Your daily coffee — the real numbers
That morning cup feels small. Over years, it quietly becomes one of your biggest discretionary expenses. Enter your habits and see the full picture.
Why the "just €3.50" illusion is so powerful
Our brains are wired to evaluate purchases individually, not cumulatively. A €3.50 coffee feels trivial — barely worth thinking about. But repeated decisions stack silently. Behavioural economists call this temporal discounting: we massively underweight future costs compared to present pleasure.
The goal isn't to stop enjoying coffee. It's to make the decision consciously, knowing the real number, rather than letting it happen by default every morning.
What if you invested that money instead?
Compound interest is famously the "eighth wonder of the world." This tool makes that visible — watch small monthly amounts become large sums purely through time and reinvestment.
The three levers of compound growth
Every compound interest result comes down to three variables: principal (how much you put in), rate (annual return), and time (years invested). Of these, time is by far the most powerful — and the least replaceable.
Starting 10 years earlier typically doubles your outcome more reliably than doubling your monthly contribution. This is why the best investment advice has always been simply: start sooner.
Where does your day actually go?
Most people feel busy without knowing exactly why. Enter your daily time blocks and discover how many truly free hours you have — and what that means annually.
The "busyness paradox" — why we feel out of time
Studies on time perception consistently show that people underestimate how much time low-value tasks consume and overestimate how much discretionary time they have. The biggest hidden culprit in modern life? Phone usage — people typically underestimate their daily screen time by 30–50%.
Even recovering one hour per day adds 365 hours per year — that's nine full 40-hour work weeks returned to you for learning, relationships, health, or creative work.
Your entire life — visualized in weeks
One week is a small block. But your whole life is a finite grid of them. This tool renders it — every week you've lived, and every week you have left.
The psychology of finite time
Oliver Burkeman's book Four Thousand Weeks popularised this framing: a human life of 80 years is approximately 4,000 weeks. Seeing it as a grid — rather than a distant abstraction — creates a healthy urgency that calendars and reminders never quite achieve.

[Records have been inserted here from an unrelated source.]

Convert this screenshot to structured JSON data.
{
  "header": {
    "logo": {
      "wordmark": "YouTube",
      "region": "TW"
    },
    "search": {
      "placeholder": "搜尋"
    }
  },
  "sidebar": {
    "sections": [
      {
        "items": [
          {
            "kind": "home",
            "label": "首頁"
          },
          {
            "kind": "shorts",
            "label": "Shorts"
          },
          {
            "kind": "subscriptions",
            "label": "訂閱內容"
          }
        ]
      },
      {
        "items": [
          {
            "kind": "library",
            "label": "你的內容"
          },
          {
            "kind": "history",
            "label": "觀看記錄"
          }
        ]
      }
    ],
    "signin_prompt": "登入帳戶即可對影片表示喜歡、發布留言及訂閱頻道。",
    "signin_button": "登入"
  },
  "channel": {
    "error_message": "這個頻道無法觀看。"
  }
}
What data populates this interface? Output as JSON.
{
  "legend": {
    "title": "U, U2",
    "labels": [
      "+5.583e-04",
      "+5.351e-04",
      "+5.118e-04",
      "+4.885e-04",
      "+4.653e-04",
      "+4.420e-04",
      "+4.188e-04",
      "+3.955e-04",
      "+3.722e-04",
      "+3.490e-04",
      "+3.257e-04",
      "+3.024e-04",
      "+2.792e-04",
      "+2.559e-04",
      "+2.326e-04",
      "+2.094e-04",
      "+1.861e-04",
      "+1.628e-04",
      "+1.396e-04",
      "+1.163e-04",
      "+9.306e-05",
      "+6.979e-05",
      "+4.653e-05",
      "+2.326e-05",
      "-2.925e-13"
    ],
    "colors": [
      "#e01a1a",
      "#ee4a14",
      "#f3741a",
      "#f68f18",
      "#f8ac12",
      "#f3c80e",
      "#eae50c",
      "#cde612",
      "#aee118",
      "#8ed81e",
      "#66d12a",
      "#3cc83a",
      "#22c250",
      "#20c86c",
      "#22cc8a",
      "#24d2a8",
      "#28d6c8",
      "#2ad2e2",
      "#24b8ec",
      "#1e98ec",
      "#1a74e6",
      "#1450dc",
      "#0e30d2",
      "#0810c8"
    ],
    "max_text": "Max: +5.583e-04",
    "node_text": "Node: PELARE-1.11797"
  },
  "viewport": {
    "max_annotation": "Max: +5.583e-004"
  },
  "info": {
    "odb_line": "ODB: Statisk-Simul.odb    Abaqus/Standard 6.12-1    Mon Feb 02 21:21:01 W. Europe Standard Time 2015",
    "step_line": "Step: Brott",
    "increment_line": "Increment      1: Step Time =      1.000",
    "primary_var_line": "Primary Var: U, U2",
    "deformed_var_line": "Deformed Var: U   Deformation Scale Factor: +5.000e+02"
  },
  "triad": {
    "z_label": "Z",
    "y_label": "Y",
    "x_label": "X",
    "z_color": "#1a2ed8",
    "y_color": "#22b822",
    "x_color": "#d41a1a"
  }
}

Research on "mortality salience" (awareness of death's inevitability) consistently shows it improves decision-making quality: people prioritise meaningful relationships, purposeful work, and long-term wellbeing over short-term comfort when they genuinely feel the finiteness of their time.
The true cost of a recurring habit
Any habit — coffee, cigarettes, takeaways, gaming top-ups, subscriptions — has a stealthy cumulative price. Enter the numbers and see what you're really spending, compared to something meaningful.
Why habits feel cheaper than they are
Habitual spending is largely invisible to our conscious mind. Unlike a single large purchase — which triggers deliberate evaluation — a daily small spend bypasses our mental "is this worth it?" filter entirely. It's automated behaviour, not a decision.
The most powerful reframe isn't guilt. It's equivalence: "This habit over 5 years equals one overseas trip, or one year of a gym membership, or a fully funded emergency fund." Concrete comparison beats abstract totals every time.